Translation

The reason that we study lows in cycle analysis is because longer and shorter cycles tend to synchronize at lows. Peaks, on the other hand, almost never synchronize. Peaks, ideally, should occur at the halfWay period of the cycle. A 20-day cycle, for example, should have a peak 10 days from its last low. This rarely occurs. Peaks can occur earlier or later than the halfway point. Their location away from the center point is called translation. A right translation in a cycle is when the peak is beyond the halfway point, and a left translation is when the cycle peak occurs before the halfway point. Usually, the underlying trend from a longer cycle determines the amount of translation in the shorter cycle.

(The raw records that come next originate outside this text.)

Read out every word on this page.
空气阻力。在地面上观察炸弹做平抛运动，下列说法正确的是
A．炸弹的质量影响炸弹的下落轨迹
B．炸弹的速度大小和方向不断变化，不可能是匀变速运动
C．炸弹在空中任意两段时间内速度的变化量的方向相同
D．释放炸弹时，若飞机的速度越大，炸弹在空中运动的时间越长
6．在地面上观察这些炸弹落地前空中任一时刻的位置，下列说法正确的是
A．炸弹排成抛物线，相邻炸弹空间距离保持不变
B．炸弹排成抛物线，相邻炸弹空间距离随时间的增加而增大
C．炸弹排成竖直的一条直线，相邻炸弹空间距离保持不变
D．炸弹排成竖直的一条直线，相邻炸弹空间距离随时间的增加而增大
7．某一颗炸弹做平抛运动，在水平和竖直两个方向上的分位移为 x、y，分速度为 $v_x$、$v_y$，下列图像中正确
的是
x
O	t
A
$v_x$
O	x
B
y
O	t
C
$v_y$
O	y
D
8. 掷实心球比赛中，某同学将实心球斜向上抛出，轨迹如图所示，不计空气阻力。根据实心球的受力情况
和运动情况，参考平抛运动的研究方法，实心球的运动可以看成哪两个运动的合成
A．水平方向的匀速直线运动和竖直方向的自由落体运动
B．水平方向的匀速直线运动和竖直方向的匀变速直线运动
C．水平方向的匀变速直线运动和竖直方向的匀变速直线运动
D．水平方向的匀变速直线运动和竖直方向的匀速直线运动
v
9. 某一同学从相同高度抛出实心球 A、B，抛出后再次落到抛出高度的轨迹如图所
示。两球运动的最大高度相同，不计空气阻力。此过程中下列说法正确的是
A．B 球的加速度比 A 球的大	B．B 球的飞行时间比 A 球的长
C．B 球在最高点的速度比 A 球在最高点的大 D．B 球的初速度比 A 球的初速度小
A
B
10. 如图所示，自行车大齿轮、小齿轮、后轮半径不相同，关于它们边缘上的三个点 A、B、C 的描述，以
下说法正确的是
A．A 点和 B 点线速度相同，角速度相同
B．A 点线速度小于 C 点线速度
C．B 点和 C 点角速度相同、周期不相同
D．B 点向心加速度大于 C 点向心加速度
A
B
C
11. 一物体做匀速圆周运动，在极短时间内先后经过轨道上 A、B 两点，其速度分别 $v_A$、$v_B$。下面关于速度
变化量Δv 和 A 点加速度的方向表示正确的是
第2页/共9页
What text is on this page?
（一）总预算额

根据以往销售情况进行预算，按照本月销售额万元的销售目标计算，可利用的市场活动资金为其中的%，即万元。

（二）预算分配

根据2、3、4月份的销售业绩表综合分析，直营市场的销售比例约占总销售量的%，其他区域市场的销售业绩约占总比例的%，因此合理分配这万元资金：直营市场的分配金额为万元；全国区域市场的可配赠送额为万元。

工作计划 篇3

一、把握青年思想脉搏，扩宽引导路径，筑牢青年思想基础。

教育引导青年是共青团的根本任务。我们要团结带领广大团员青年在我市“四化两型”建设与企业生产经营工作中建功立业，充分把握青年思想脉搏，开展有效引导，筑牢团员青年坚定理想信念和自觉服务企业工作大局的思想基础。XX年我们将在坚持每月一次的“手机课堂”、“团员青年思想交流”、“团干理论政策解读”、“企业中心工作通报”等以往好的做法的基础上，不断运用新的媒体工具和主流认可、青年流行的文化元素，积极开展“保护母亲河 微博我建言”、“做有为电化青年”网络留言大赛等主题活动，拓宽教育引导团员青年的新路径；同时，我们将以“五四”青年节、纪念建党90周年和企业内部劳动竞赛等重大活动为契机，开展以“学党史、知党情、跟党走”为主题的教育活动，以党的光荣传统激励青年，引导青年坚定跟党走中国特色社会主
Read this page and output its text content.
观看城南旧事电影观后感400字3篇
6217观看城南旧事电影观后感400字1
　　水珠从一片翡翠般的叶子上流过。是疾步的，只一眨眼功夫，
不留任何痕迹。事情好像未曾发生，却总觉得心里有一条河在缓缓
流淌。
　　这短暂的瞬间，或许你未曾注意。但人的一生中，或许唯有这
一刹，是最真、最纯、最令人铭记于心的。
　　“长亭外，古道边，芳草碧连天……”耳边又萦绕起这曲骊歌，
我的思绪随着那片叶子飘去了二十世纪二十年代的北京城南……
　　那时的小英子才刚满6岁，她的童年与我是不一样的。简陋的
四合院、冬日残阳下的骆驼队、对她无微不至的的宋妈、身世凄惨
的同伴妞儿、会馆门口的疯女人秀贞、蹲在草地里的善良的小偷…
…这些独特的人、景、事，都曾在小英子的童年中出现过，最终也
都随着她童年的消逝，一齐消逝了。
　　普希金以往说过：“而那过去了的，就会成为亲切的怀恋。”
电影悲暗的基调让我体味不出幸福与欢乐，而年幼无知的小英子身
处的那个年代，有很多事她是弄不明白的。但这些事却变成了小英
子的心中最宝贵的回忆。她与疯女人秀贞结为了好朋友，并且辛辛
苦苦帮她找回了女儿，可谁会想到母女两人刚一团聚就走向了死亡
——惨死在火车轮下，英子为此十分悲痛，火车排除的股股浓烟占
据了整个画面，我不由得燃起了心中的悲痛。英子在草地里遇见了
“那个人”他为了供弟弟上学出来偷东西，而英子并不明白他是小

In Chapter 12, “Trends—The Basics,” we noticed that trend directions determined the shape of the corrective trends. In an uptrend, for example, the upward trends were long and the corrections were short. These were translating right because the peaks were beyond the halfway point between the lows. If the peak had occurred at the halfway point, we would be suspicious about the continuation of the upward trend. Because cycles are nested and synchronous, the shorter cycle is dominated by the trend of the next longer cycle.

The diminution of “rightness” or “leftness” suggests that the higher order cycle is also beginning to change direction. Translation is, thus, useful in checking where the overlying longer-term cycle trend direction is headed or if it is changing direction.